PROF. Biagio Merlingo
Associate Professor of Radiology
Department of Clinical
Science in Bioimaging
Catholic University of Rome
The Italian National Health Service (Sistema Sanitario Nazionale, SSN) was established in 1978, almost thirty years later than the system in the UK, replacing the previous system of state and professional insurances introduced after 1945. The aim of the SSN is to provide a uniform health system for the whole population without distinction as to social status, income or contributions, based on the principles of the Italian Constitution Chart (art. 32).
The introduction of the SSN has been particularly difficult in the adaptation of the Italian health system to the standard of most advanced western countries. Particularly relevant was the transformation from a “curative” into a “preventive” and “rehabilitative” system, which was a major improvement, with respect to the previous insurance system. The SSN provides the majority of healthcare in Italy, from general practitioners to Accident and Emergency Departments and longterm healthcare.
It is based on public funding, although health budgeting and financing have been slightly changed in the last 15 years due to the introduction of still-in-progress reforms.
SSN services are “free at the point of delivery” and patients do not pay for them when they use them. This is similar to what most European National Health Systems (NHS) provide (e.g. UK, Netherlands, Spain, Portugal, Sweden, Austria, Denmark, Finland, etc.), though different from the United States and Japan where a “compensation for expenses” principle is used (patients usually pay first for the services delivered and are later reimbursed).
Financing the System
Financing is almost completely realised through both general taxation and by employers’ and employees’ contributions (about 50% for each, respectively). The national government (and specifically the Ministry of Health, supported by the National Health Council) is in charge of political planning, regulation and supervision, but the main administrative level is regional: the twenty Italian regions are responsible for implementing central decisions and for providing health services through the operational activity of Health Units distributed at the municipal level, providing health services (primary care, prevention, education, provision of occupational services, etc.) and coordinating between hospitals.
Reforming the System
Since the beginning, the SSN has faced some relevant problems common to other national health systems; difficult expense containment, reduced efficiency and inappropriate use of resources. Mainly, most of the public funds were used for financing public hospitals or public health units, thus creating a sort of short-circuit effect contributing to inefficiency of the whole system.
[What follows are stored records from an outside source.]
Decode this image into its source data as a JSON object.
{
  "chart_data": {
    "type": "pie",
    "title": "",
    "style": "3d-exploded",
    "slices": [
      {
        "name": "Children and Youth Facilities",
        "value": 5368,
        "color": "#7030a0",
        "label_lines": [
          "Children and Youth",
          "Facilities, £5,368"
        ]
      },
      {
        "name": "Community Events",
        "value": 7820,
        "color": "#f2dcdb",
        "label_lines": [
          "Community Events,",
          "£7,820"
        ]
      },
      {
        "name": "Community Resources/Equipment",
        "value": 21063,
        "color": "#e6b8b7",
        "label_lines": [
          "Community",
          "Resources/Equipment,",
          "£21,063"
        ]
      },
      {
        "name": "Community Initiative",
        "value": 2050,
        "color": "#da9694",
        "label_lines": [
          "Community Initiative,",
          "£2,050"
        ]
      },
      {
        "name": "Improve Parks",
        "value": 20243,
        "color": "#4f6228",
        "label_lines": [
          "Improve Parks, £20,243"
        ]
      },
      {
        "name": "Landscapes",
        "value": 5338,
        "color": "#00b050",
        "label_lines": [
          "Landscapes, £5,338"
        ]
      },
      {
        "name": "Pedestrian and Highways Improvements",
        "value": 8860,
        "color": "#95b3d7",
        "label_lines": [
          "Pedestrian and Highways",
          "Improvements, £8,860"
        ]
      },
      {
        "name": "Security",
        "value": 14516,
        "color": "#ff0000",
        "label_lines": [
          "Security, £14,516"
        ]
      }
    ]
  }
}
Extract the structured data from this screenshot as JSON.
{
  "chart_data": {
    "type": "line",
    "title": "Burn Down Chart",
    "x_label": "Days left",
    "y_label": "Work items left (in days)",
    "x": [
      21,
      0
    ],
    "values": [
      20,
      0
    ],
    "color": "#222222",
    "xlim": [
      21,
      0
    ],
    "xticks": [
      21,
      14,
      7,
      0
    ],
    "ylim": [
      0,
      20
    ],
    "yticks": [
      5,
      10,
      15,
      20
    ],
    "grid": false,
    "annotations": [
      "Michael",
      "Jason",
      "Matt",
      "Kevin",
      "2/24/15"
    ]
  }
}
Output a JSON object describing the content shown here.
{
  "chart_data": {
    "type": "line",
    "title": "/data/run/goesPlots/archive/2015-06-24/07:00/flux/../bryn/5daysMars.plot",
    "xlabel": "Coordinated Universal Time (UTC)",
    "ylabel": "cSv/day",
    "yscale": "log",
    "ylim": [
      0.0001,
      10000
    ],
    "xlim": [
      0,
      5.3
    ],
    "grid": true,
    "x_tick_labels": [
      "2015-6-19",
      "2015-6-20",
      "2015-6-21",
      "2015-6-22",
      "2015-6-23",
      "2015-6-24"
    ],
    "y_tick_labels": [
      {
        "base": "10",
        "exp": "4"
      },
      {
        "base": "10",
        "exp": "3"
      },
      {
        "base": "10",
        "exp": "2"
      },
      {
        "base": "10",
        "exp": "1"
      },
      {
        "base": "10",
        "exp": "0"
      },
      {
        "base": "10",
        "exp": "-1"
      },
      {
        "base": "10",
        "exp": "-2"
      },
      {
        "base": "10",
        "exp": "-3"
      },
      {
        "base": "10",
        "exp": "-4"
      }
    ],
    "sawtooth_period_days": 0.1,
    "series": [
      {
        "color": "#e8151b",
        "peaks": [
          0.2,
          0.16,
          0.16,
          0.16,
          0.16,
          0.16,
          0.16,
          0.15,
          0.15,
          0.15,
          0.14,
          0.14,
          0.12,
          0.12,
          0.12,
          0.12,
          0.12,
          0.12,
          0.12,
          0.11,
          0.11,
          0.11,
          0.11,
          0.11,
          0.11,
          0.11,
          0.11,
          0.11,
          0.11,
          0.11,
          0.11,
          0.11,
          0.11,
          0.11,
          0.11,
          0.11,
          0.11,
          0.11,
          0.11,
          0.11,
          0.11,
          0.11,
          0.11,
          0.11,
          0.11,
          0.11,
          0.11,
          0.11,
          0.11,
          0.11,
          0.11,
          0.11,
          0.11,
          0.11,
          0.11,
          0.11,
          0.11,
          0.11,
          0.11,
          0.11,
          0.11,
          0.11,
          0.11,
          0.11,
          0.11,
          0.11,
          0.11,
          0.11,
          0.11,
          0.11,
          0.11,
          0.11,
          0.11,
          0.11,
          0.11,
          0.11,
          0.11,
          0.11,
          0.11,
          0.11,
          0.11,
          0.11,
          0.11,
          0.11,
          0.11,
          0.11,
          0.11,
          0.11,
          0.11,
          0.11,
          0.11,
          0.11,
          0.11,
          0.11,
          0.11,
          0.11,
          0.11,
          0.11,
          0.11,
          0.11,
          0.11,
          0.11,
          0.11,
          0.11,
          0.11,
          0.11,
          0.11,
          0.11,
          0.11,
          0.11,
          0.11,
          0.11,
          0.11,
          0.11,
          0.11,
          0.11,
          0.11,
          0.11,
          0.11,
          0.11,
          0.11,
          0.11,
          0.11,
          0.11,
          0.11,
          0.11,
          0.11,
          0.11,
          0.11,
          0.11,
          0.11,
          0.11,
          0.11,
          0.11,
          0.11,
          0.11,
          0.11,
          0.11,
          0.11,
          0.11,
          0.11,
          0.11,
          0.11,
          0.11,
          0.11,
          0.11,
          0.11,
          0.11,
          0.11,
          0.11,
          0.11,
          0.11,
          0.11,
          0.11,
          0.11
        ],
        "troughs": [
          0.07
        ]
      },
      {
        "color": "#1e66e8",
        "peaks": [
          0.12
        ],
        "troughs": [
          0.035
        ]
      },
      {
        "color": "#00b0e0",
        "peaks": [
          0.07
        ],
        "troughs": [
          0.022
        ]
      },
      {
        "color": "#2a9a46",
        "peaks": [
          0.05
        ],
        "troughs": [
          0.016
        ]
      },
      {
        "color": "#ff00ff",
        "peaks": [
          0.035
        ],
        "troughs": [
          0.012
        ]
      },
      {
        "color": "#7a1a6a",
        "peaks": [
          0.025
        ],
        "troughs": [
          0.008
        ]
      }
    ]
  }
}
Between 1992 and1996, an important reform has been introduced, both administrative and financial. A more pronounced “regionalisation” has been supported for financial aspects and, more importantly, for tax imposition, together with autonomy of regions in terms of health regulation and organisation. According to acts DL 502/92 and DL 517/93, the central government is in charge of the health national planning, determination of uniform care levels, financing models, criteria and quality standards (“chart of services”). Health units and public hospitals are converted into companies and management as well as cost/benefit models are largely introduced. Hospitals are financed on a DRG (Diagnosis Related Group) basis. Moreover, the role of possible private operators is improved through the introduction of the so-called “accreditation”, on the basis of minimal law requirements, which opens for patients the possibility of choice among several possible providers of services.
In 2001, (Law 405, 16 November 2001), following an agreement between central and regional governments, a further evolution of the reform was introduced. It ratifies the autonomy of regions in terms of management of health expense and taxation, according to the so-called “devolution” and “subsidiary” principles. An important counterbalance to this change, potentially in conflict with the recalled principle of territorial equity, was the introduction of the “Essential Levels of Care” (Livelli Essenziali di Assistenza), which has even been inserted in the recent modification of the Constitution Chart (October 2001), e.g. “levels of care to be guaranteed to all citizens” which have to be determined by the State. True private healthcare role is limited and mainly financed through private insurance companies.
Radiology in the Health System
Within the described scenario, radiology is performed on a service basis, mainly in public hospitals or in health units, or in accredited private centres. There are several reference laws, the most important being 187/2000, which enforces the 97/43 Euratom Directive “on health protection of individuals against the dangers of ionizing radiation in relation to medical exposure”. Radiology, and diagnostic imaging at large, suffer the same limitations as for the whole SSN, i.e. expense increase, relative shortage of resources, increase of the so-called “waiting lists”.
Although appropriateness and justification assessments in radiological practice are up to the radiologist, the lack of common knowledge and sharing of protocols and guidelines in prescription, together with a rigid separation between clinicians and radiologists, contributes to a relative inefficiency of diagnostic imaging. The government and several scientific societies (i.e. the Italian Society of Radiology, SIRM) are presently strongly committed to publishing guidelines in order to define the range of appropriate use of diagnostic tests, according to the concepts of evidence-based medicine and radiology and costeffectiveness, due to the needs of governance of healthcare today.